[Picture/ China Daily]
Is it the food? The service? The authenticity? The recently released Michelin Guide for Shanghai has stirred new debate about how restaurants are rated, and who's judging, Mike Peters reports.
With the possible exception of Salman Rushdie, no author seems to generate as much fuss as the collective critics of the Michelin Guide.
"Rightly or wrongly, everyone has something to say about the Michelin Guide," writes Debbie Yong, digital editor of the Michelin Guide Singapore. That's especially true when the French company pronounces for the first time on a city's restaurant scene－true in Hong Kong in 2009, and noisily true in Shanghai just last month.
From the internet grousing, few seem happy with the recently unveiled 2017 Shanghai guide. To a degree, this is natural: Read the letters to the editor of any publication or the online comments after any story, and you find the fusspots－not posts like "What a nice article!"
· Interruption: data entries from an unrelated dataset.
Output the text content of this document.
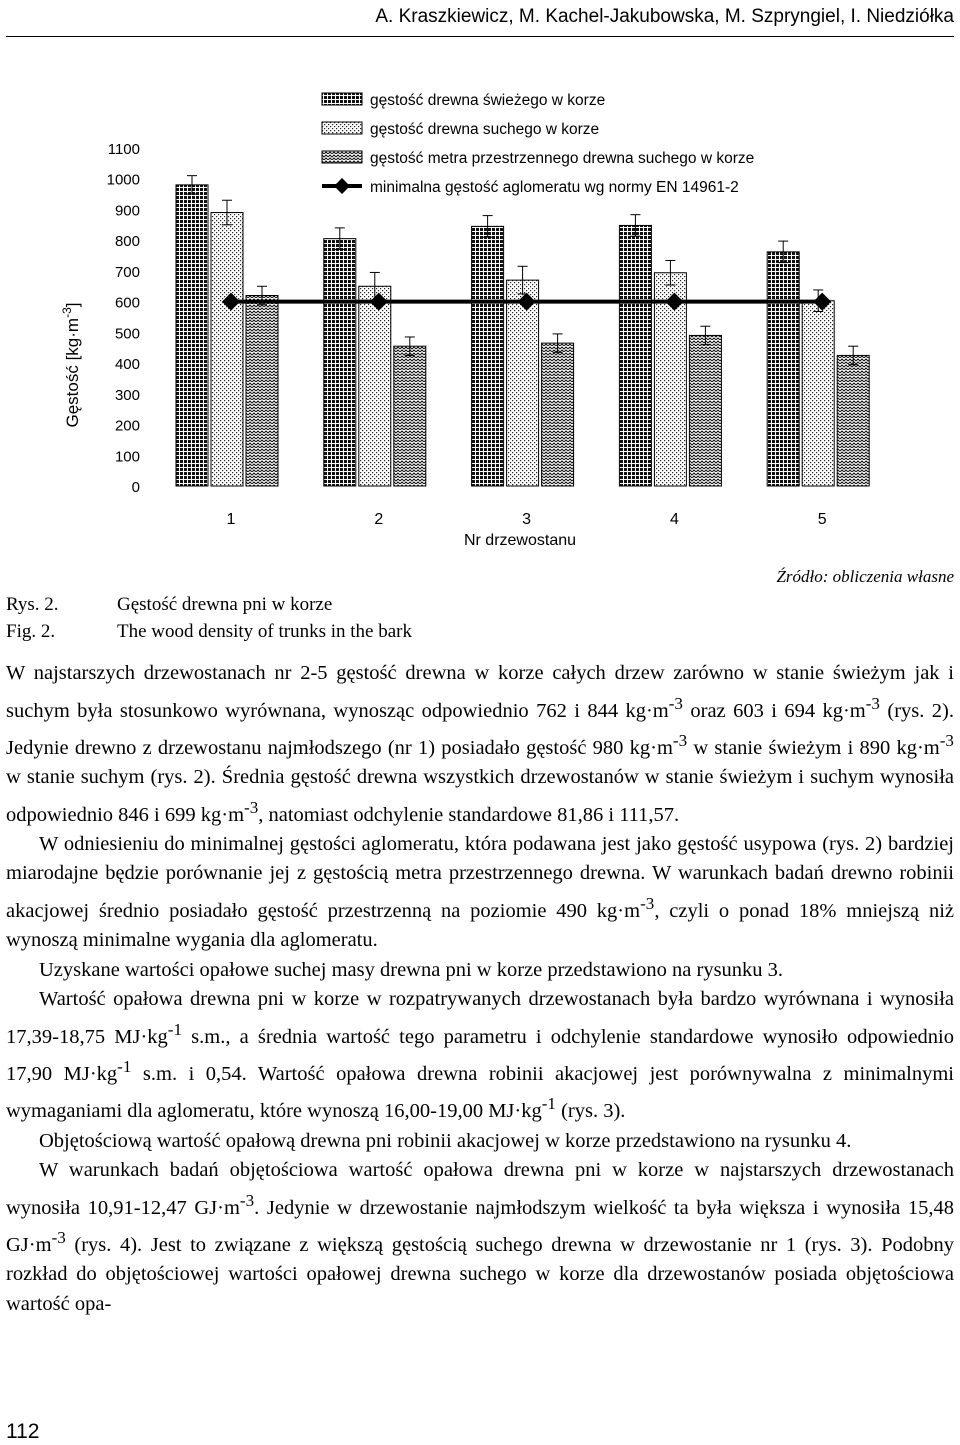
A. Kraszkiewicz, M. Kachel-Jakubowska, M. Szpryngiel, I. Niedziółka
Gęstość $[kg\cdot m^{-3}]$
0
100
200
300
400
500
600
700
800
900
1000
1100
1	2	3	4	5
Nr drzewostanu
gęstość drewna świeżego w korze
gęstość drewna suchego w korze
gęstość metra przestrzennego drewna suchego w korze
minimalna gęstość aglomeratu wg normy EN 14961-2
Źródło: obliczenia własne
Rys. 2.	Gęstość drewna pni w korze
Fig. 2.	The wood density of trunks in the bark

W najstarszych drzewostanach nr 2-5 gęstość drewna w korze całych drzew zarówno w stanie świeżym jak i suchym była stosunkowo wyrównana, wynosząc odpowiednio 762 i 844 $kg\cdot m^{-3}$ oraz 603 i 694 $kg\cdot m^{-3}$ (rys. 2). Jedynie drewno z drzewostanu najmłodszego (nr 1) posiadało gęstość 980 $kg\cdot m^{-3}$ w stanie świeżym i 890 $kg\cdot m^{-3}$ w stanie suchym (rys. 2). Średnia gęstość drewna wszystkich drzewostanów w stanie świeżym i suchym wynosiła odpowiednio 846 i 699 $kg\cdot m^{-3}$, natomiast odchylenie standardowe 81,86 i 111,57.

W odniesieniu do minimalnej gęstości aglomeratu, która podawana jest jako gęstość usypowa (rys. 2) bardziej miarodajne będzie porównanie jej z gęstością metra przestrzennego drewna. W warunkach badań drewno robinii akacjowej średnio posiadało gęstość przestrzenną na poziomie 490 $kg\cdot m^{-3}$, czyli o ponad 18% mniejszą niż wynoszą minimalne wygania dla aglomeratu.

Uzyskane wartości opałowe suchej masy drewna pni w korze przedstawiono na rysunku 3.

Wartość opałowa drewna pni w korze w rozpatrywanych drzewostanach była bardzo wyrównana i wynosiła 17,39-18,75 $MJ\cdot kg^{-1}$ s.m., a średnia wartość tego parametru i odchylenie standardowe wynosiło odpowiednio 17,90 $MJ\cdot kg^{-1}$ s.m. i 0,54. Wartość opałowa drewna robinii akacjowej jest porównywalna z minimalnymi wymaganiami dla aglomeratu, które wynoszą 16,00-19,00 $MJ\cdot kg^{-1}$ (rys. 3).

Objętościową wartość opałową drewna pni robinii akacjowej w korze przedstawiono na rysunku 4.

W warunkach badań objętościowa wartość opałowa drewna pni w korze w najstarszych drzewostanach wynosiła 10,91-12,47 $GJ\cdot m^{-3}$. Jedynie w drzewostanie najmłodszym wielkość ta była większa i wynosiła 15,48 $GJ\cdot m^{-3}$ (rys. 4). Jest to związane z większą gęstością suchego drewna w drzewostanie nr 1 (rys. 3). Podobny rozkład do objętościowej wartości opałowej drewna suchego w korze dla drzewostanów posiada objętościowa wartość opa-

112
Some criticism comes from misunderstanding what the Michelin Guide does－and doesn't－do.
"We'll let you in on a little fact not everyone realizes," Yong says: "There is no such thing as a Michelin-starred chef."
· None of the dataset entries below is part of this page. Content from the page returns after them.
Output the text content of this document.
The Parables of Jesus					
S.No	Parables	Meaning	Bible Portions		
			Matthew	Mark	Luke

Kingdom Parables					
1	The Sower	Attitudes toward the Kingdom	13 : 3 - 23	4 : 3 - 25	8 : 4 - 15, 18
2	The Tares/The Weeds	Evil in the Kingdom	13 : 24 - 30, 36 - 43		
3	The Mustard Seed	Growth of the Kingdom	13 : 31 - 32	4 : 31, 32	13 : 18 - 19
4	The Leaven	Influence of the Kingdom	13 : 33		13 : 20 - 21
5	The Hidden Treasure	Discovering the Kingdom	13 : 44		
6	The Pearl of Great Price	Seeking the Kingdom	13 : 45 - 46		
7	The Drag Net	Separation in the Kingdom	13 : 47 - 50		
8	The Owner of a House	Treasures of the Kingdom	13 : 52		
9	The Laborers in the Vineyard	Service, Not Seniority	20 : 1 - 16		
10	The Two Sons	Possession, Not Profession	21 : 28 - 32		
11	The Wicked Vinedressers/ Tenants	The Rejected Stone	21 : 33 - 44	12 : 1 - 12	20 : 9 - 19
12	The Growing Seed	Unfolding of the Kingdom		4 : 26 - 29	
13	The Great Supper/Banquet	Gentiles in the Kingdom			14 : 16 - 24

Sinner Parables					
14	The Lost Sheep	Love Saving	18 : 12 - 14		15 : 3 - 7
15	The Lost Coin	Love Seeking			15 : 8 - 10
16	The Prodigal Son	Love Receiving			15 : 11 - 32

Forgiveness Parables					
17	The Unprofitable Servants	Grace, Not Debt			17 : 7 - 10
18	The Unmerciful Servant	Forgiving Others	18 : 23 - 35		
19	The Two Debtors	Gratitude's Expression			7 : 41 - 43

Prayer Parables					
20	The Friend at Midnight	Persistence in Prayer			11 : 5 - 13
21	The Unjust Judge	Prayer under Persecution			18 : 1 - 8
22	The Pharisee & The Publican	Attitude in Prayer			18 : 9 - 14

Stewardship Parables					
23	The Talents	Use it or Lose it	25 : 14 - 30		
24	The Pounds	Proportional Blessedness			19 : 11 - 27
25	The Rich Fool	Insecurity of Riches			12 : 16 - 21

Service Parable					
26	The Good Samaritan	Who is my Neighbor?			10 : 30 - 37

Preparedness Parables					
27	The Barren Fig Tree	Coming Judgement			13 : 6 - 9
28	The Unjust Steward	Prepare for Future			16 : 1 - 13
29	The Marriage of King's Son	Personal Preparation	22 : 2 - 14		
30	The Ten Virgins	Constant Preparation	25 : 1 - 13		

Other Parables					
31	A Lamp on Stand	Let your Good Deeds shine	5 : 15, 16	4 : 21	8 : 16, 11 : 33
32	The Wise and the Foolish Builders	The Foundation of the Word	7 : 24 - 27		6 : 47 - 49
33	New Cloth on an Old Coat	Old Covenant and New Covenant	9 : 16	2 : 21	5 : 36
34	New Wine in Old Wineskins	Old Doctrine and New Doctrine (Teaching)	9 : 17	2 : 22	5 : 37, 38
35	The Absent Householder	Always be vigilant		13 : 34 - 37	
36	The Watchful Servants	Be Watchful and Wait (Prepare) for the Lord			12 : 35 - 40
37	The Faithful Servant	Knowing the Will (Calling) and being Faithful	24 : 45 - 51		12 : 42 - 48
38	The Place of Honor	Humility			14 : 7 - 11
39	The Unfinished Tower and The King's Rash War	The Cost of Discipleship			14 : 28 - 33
That statement may amaze many on the Chinese mainland, since the phrase falls like confetti from restaurant ads and media releases when celebrity chefs come to Beijing or Shanghai. (Full disclosure: I've written it myself in articles for this newspaper.)
However, world-class meals are often the collective efforts of an entire kitchen team, and not one man (or woman) alone.
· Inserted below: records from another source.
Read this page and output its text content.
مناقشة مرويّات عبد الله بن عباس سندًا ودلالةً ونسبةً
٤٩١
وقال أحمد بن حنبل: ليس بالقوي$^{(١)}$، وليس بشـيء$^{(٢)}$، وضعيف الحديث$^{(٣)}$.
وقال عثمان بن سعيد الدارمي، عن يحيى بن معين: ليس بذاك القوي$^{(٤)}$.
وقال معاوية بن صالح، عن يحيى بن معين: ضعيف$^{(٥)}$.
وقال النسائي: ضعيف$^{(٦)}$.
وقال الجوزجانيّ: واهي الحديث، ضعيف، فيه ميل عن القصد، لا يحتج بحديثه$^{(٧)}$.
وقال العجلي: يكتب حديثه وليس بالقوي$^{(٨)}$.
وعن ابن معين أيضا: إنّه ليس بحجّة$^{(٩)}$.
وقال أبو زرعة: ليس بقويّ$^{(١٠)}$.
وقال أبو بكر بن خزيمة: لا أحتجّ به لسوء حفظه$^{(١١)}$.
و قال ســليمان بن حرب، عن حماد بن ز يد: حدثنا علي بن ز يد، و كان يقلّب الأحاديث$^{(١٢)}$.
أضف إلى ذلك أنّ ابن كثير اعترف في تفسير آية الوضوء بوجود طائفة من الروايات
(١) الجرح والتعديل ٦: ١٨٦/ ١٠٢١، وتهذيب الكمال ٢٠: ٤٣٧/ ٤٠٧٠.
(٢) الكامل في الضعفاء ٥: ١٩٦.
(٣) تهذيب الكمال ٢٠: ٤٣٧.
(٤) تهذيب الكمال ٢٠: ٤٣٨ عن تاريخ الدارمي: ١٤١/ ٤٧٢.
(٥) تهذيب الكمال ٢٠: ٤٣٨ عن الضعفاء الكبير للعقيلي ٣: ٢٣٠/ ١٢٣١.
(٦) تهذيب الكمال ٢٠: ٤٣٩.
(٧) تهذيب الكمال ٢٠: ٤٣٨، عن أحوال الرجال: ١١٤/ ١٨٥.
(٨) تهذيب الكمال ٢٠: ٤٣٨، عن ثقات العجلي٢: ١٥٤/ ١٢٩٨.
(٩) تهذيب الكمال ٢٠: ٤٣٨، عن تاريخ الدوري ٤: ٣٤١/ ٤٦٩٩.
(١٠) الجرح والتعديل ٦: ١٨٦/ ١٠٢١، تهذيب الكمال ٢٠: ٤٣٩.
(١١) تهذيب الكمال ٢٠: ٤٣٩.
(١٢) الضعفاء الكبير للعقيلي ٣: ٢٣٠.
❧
"The guide is updated annually and restaurants can lose their stars if they close during the year of assessment, or if they do not maintain their standards over the year," Yong writes. "Chefs cannot take off with the stars, nor do the stars transfer to another restaurant owned by the same chef."
But the idea lingers－and stirs controversy.
T'ang Court, the Chinese restaurant at the Langham hotel, scooped up the only three-star rating for the entire city. A chorus of naysayers insist the award is based on the three-star glow of its sister restaurant in Hong Kong, suggesting that the Shanghai version isn't as good. On the other hand, other critics complained that Shanghai's Otto e Mezzo garnered only two stars even though the Hong Kong original is a perennial three-star winner.
While some chefs have suggested that the awarding fo stars wasn't consistent with Michelin standards, others aren't sure that they should be. The Hong Kong and Singapore editions recently broke new ground for Michelin by including street food－a move lauded by some as culturally savvy but panned by others who found it condescending.